While making tea the traditional Korean way one really gets an opportunity to see how tea morphs from fresh leaf to final product. With this, a great respect for tea and all the love, sweat, and energy that goes into it is fostered.
Particularly, the taste of tea really evolves during the drying process. During this step in the production of tea, tea and those who make tea are subjected to long bouts of slow heating over an aluminum cauldron. This is the most tedious, laborious, backbreaking, and time consuming step when making Korean tea.
These long periods of mixing the tea over intense heat are broken by short breaks were the tea is brewed. The tea is taken directly from the hot cauldron or drying rack, and at the foot of the gas fired cauldron it is mindfully brewed.
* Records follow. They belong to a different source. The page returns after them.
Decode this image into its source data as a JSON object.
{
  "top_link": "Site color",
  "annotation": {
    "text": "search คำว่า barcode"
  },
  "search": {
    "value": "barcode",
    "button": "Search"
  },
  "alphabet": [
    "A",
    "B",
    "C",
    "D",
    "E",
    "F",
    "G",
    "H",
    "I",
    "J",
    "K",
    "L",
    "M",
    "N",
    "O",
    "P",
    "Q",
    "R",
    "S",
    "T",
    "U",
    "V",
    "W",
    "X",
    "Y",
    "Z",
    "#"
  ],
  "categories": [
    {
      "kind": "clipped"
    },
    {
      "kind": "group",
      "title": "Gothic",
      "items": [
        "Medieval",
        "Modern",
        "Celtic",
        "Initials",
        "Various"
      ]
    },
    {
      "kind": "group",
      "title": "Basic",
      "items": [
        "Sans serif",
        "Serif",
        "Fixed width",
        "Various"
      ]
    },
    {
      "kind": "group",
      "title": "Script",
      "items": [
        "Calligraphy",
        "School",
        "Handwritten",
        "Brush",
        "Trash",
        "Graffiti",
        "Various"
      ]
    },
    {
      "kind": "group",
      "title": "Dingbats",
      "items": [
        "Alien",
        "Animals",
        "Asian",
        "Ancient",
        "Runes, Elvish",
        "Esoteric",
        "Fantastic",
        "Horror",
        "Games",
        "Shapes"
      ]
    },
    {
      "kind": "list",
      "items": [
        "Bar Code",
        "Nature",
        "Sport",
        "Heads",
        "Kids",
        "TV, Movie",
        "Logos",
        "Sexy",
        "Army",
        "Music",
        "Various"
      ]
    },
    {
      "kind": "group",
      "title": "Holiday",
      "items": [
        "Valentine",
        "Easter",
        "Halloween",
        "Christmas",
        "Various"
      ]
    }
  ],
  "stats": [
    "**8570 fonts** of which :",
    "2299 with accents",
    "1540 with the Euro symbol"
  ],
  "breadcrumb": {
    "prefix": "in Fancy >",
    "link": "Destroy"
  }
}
During these breaks all tea labourers, their clothes soaked in sweat, become tea connoisseurs.
We talk of the quality of the batch, how much drying is still required, and how we should best complete the tea's production. Most importantly, we just enjoy such refreshing delicacies, tastes that one only experiences at the foot of the cauldron. The tea hydrates us and gives us energy to push on making tea late into the night, the fresh qi of new tea flowing throughout our bodies. It quenches our thirst, replenishes our body, and refreshes our mind.
It is most interesting to see how the flavour of the same tea changes between tastings. When the tea is at the early stages of production it looks greener, but tastes more bitter, fresh, and the mouthfeel is more gritty. As tea spends a longer time over the heat of the cauldron it excretes a yellow powder, apparently the chemical constitutes of caffeine and other chemicals, and develops a sweeter, creamier, and smoother mouthfeel.
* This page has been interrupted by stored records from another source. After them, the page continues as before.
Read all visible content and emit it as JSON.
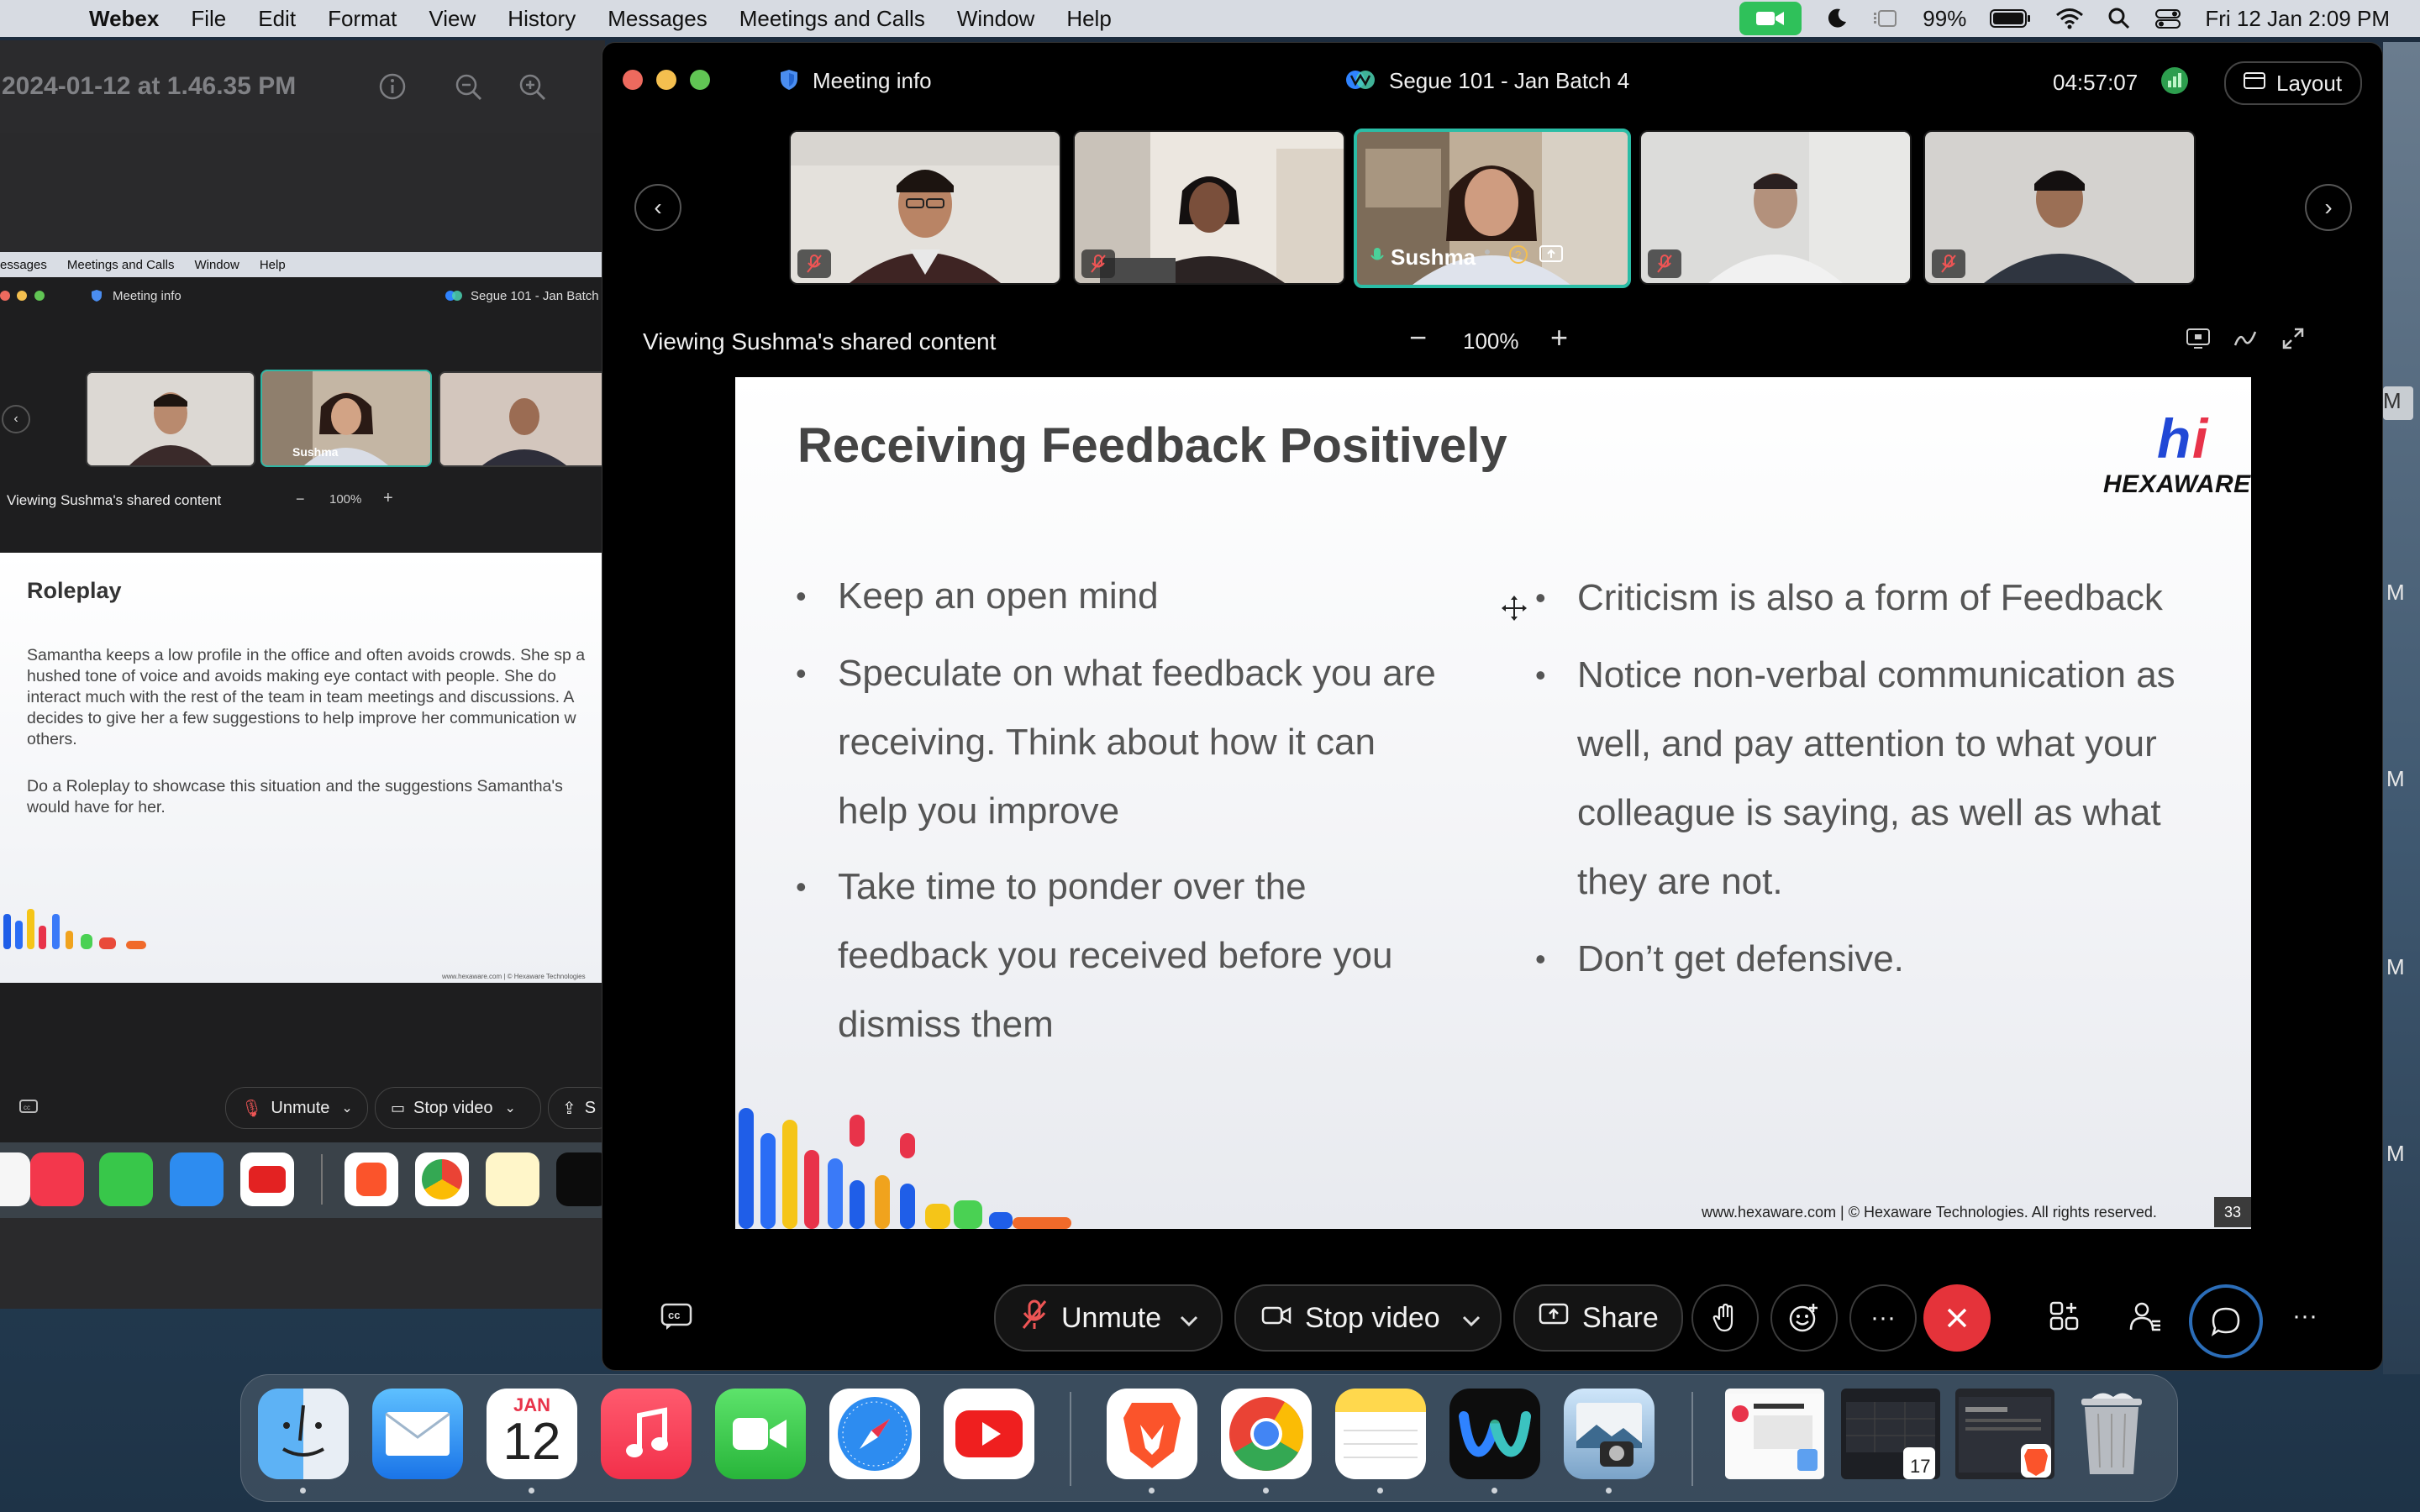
{
  "menubar": {
    "app_name": "Webex",
    "items": [
      "File",
      "Edit",
      "Format",
      "View",
      "History",
      "Messages",
      "Meetings and Calls",
      "Window",
      "Help"
    ],
    "battery": "99%",
    "datetime": "Fri 12 Jan  2:09 PM"
  },
  "bg_window": {
    "filename": "2024-01-12 at 1.46.35 PM",
    "inner_menu": [
      "essages",
      "Meetings and Calls",
      "Window",
      "Help"
    ],
    "inner_meeting_info": "Meeting info",
    "inner_meeting_title": "Segue 101 - Jan Batch",
    "inner_presenter_name": "Sushma",
    "inner_viewing_text": "Viewing Sushma's shared content",
    "inner_zoom": "100%",
    "slide_title": "Roleplay",
    "slide_para1": "Samantha keeps a low profile in the office and often avoids crowds. She sp a hushed tone of voice and avoids making eye contact with people. She do interact much with the rest of the team in team meetings and discussions. A decides to give her a few suggestions to help improve her communication w others.",
    "slide_para2": "Do a Roleplay to showcase this situation and the suggestions Samantha's would have for her.",
    "slide_footer": "www.hexaware.com | © Hexaware Technologies",
    "unmute": "Unmute",
    "stop_video": "Stop video",
    "share_partial": "S"
  },
  "main_window": {
    "meeting_info": "Meeting info",
    "meeting_title": "Segue 101 - Jan Batch 4",
    "timer": "04:57:07",
    "layout_button": "Layout",
    "presenter_name": "Sushma",
    "viewing_text": "Viewing Sushma's shared content",
    "zoom": "100%"
  },
  "slide": {
    "title": "Receiving Feedback Positively",
    "brand_mark": "hi",
    "brand": "HEXAWARE",
    "left_bullets": [
      [
        "Keep an open mind"
      ],
      [
        "Speculate on what feedback you are",
        "receiving. Think about how it can",
        "help you improve"
      ],
      [
        "Take time to ponder over the",
        "feedback you received before you",
        "dismiss them"
      ]
    ],
    "right_bullets": [
      [
        "Criticism is also a form of Feedback"
      ],
      [
        "Notice non-verbal communication as",
        "well, and pay attention to what your",
        "colleague is saying, as well as what",
        "they are not."
      ],
      [
        "Don’t get defensive."
      ]
    ],
    "footer": "www.hexaware.com  | © Hexaware Technologies. All rights reserved.",
    "page_number": "33"
  },
  "toolbar": {
    "unmute": "Unmute",
    "stop_video": "Stop video",
    "share": "Share"
  },
  "dock": {
    "calendar_month": "JAN",
    "calendar_day": "12",
    "badge": "17"
  },
  "side_letters": [
    "M",
    "M",
    "M",
    "M",
    "M"
  ],
  "colors": {
    "accent_teal": "#2bbda6",
    "end_call_red": "#e5333a",
    "facetime_green": "#2fc15a"
  }
}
We work late into the night, completely exhausted, our faces flushed red from the heat of the cauldron and drenched in sweat. When the final tasting is given, we all marvel at what this simple leaf has become.
Wow! Thanks again.
The white teapot with crakled glaze is..... a wonder !I like the simplicity in this way of drinking tea.Thanks
Master piece! Thanks again for sharing. -Toki
Sal & Toki,
As always thanks for such positive feedback.
That white pot is truly a natural piece of art. It is actually not a tea pot but a serving pot where the tea is poured from the tea pot before being poured into tea cups. The crack has just evolved naturally over time and through use. Although it looks as though it couldn't hold water it does just fine. The pour on this pot is also a wonder. One believes that it is a Kim Kyoung Soo work.
Drinking tea in this manner is as simple as drinking tea in a busy office.
The simplicity of tea always mirrors the simplicity of those who hold the tea cup.
you say that so well,....
you are lucky indeed to experience the magic that ends with the tea we love.